Early Diagnosis of Atrial Fibrillation Recurrence: A Large Tabular Model Approach with Structured and Unstructured Clinical Data
Journal:
arXiv
Published Date:
May 20, 2025
Abstract
BACKGROUND: Atrial fibrillation (AF), the most common arrhythmia, is linked
to high morbidity and mortality. In a fast-evolving AF rhythm control treatment
era, predicting AF recurrence after its onset may be crucial to achieve the
optimal therapeutic approach, yet traditional scores like CHADS2-VASc, HATCH,
and APPLE show limited predictive accuracy.

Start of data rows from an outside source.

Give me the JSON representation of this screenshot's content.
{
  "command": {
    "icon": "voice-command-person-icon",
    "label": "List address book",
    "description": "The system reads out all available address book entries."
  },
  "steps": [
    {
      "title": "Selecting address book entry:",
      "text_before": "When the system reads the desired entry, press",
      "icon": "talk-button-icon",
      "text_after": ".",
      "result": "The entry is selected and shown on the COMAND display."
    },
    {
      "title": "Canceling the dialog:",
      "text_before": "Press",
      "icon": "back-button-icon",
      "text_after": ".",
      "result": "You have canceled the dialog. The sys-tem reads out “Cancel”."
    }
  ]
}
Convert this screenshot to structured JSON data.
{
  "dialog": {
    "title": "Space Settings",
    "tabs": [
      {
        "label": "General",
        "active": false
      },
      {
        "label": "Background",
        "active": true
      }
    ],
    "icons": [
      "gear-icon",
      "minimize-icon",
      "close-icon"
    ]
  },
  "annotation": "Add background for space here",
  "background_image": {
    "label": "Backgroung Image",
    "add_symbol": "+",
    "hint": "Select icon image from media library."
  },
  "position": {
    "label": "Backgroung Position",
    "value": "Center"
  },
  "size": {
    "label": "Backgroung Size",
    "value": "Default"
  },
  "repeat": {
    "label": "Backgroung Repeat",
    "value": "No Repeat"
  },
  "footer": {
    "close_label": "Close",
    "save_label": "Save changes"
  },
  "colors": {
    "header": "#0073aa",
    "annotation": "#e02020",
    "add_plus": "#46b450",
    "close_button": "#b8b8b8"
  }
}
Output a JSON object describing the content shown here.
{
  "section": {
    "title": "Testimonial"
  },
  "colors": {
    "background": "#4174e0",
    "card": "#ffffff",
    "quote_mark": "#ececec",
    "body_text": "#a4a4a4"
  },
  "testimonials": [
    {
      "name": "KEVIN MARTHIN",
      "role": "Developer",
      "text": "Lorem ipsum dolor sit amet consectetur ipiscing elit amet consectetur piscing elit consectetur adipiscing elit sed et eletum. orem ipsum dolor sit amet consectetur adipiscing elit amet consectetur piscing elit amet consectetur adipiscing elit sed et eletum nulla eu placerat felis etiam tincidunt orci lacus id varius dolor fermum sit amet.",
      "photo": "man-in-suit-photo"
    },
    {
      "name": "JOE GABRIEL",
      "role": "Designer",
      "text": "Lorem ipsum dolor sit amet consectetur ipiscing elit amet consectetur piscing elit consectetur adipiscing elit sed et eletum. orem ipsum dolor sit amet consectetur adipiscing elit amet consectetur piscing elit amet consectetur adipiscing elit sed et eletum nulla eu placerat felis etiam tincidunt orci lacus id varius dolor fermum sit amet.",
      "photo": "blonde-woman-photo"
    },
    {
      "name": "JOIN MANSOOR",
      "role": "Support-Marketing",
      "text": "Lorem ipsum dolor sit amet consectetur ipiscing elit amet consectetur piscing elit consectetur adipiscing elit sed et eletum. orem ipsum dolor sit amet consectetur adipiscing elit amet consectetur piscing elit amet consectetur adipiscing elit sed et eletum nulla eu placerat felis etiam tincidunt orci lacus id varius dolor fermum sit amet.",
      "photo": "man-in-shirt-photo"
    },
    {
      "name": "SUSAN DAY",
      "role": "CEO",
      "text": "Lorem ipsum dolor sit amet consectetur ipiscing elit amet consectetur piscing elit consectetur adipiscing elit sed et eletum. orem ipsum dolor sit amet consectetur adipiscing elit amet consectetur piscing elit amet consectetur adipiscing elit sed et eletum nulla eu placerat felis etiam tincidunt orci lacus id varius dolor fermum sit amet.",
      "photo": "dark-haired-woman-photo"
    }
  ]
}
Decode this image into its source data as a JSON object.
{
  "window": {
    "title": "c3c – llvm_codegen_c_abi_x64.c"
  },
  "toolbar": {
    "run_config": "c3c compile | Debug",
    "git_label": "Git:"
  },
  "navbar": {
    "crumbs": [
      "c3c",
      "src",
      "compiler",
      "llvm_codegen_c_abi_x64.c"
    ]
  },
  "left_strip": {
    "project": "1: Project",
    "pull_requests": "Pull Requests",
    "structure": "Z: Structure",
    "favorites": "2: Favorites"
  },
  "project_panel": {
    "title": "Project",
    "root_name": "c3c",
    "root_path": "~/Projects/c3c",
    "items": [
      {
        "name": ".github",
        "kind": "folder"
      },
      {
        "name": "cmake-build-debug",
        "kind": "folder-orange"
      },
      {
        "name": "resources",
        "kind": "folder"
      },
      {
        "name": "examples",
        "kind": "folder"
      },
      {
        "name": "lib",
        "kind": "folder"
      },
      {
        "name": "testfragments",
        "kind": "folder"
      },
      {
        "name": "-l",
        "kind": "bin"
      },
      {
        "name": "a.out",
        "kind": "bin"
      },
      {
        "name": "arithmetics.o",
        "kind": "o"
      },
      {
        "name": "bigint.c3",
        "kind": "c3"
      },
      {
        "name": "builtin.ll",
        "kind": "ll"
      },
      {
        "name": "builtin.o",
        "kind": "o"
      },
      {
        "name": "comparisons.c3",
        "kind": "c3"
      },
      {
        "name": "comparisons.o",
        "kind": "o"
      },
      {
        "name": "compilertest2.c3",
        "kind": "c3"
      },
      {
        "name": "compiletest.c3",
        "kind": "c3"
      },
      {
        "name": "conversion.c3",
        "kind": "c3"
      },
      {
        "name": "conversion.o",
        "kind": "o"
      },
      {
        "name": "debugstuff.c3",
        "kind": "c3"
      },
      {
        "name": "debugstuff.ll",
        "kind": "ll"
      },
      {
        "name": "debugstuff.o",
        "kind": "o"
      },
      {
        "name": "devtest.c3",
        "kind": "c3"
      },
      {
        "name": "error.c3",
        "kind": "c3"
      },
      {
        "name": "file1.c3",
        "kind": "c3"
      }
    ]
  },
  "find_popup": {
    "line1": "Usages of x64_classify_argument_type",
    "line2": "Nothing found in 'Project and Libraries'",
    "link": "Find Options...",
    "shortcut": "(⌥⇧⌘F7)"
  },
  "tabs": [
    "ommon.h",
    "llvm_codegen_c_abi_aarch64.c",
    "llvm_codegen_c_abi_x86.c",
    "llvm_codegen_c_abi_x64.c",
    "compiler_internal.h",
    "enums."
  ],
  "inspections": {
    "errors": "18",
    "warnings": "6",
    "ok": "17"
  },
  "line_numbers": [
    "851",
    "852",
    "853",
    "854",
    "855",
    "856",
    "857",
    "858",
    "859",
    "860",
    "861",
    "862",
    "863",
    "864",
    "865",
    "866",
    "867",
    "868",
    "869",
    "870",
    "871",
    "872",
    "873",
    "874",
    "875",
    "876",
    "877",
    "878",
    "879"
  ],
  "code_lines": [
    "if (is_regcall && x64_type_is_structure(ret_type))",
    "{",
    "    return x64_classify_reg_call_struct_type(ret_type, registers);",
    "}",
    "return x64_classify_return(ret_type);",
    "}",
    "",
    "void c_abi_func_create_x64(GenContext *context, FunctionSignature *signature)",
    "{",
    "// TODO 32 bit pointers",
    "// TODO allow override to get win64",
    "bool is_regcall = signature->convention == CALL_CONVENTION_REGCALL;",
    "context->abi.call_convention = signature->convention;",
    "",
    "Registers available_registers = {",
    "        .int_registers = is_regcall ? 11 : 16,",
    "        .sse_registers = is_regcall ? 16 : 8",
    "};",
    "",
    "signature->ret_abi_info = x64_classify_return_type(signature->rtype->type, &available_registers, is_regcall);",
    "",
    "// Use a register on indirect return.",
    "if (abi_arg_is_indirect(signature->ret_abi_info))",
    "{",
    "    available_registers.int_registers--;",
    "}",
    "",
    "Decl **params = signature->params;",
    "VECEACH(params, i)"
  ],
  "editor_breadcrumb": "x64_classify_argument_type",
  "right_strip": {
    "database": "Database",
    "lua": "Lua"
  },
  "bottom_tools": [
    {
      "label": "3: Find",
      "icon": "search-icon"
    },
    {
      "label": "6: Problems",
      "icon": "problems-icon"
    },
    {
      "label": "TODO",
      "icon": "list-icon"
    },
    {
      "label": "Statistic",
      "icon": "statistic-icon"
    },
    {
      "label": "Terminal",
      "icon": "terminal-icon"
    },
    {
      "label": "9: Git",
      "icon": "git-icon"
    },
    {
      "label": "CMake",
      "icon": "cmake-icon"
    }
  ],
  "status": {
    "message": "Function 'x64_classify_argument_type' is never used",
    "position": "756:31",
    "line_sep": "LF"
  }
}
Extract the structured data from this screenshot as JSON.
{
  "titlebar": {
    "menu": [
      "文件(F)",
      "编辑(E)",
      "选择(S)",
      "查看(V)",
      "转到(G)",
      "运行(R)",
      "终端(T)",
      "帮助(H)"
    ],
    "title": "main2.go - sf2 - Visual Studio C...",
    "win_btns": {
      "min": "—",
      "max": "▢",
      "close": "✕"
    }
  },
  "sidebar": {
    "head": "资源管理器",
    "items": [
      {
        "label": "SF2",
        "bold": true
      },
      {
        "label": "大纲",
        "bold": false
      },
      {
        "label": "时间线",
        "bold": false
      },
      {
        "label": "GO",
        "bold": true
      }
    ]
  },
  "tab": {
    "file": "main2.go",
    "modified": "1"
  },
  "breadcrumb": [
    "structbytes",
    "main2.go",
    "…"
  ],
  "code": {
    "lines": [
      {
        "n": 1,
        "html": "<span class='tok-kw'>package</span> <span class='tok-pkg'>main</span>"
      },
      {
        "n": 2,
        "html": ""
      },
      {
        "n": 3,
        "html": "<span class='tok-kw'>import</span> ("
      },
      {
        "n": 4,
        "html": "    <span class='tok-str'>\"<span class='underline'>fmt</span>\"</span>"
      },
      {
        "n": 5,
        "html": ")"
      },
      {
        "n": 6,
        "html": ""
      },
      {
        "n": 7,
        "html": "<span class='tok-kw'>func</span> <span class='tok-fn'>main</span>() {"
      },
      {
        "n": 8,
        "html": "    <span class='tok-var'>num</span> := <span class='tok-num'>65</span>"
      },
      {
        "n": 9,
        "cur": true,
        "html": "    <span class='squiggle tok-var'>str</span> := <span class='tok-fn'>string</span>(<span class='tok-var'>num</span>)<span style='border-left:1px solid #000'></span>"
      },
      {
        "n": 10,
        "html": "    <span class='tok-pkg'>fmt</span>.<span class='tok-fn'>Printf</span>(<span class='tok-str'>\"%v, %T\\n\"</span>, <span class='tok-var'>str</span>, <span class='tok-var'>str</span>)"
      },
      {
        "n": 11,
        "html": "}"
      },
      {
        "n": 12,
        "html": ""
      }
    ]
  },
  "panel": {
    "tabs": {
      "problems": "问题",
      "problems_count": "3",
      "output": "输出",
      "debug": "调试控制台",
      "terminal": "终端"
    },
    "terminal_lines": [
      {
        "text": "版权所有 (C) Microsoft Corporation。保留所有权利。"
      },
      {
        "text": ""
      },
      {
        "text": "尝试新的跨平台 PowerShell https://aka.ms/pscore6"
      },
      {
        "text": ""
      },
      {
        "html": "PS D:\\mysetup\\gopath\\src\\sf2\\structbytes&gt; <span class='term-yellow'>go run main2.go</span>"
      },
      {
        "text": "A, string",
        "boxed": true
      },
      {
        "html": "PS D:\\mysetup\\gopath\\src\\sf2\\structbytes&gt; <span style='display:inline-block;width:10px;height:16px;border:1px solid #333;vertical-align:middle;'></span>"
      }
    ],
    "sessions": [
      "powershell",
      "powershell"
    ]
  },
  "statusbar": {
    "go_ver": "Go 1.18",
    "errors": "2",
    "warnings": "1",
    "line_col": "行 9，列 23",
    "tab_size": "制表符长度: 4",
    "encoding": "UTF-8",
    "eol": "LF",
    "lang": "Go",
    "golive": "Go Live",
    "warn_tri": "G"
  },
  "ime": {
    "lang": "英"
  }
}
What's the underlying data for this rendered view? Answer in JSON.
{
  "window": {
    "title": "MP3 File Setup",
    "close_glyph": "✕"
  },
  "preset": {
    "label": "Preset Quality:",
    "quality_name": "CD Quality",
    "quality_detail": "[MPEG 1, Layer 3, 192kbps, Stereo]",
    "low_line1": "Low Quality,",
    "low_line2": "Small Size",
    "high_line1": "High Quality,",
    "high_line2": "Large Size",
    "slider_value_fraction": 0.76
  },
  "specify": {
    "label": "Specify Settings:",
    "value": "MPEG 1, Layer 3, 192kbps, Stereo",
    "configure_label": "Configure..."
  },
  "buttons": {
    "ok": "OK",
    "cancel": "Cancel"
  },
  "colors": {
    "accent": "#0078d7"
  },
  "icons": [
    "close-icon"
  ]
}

Moreover, early diagnosis studies
often rely on codified electronic health record (EHR) data, which may contain
errors and missing information.
OBJECTIVE: This study aims to predict AF recurrence between one month and two
years after onset by evaluating traditional clinical scores, ML models, and our
LTM approach. Moreover, another objective is to develop a methodology for
integrating structured and unstructured data to enhance tabular dataset
quality.
METHODS: A tabular dataset was generated by combining structured clinical
data with free-text discharge reports processed through natural language
processing techniques, reducing errors and annotation effort. A total of 1,508
patients with documented AF onset were identified, and models were evaluated on
a manually annotated test set. The proposed approach includes a LTM compared
against traditional clinical scores and ML models.
RESULTS: The proposed LTM approach achieved the highest predictive
performance, surpassing both traditional clinical scores and ML models.
Additionally, the gender and age bias analyses revealed demographic
disparities.
CONCLUSION: The integration of structured data and free-text sources resulted
in a high-quality dataset. The findings emphasize the limitations of
traditional clinical scores in predicting AF recurrence and highlight the
potential of ML-based approaches, particularly our LTM model.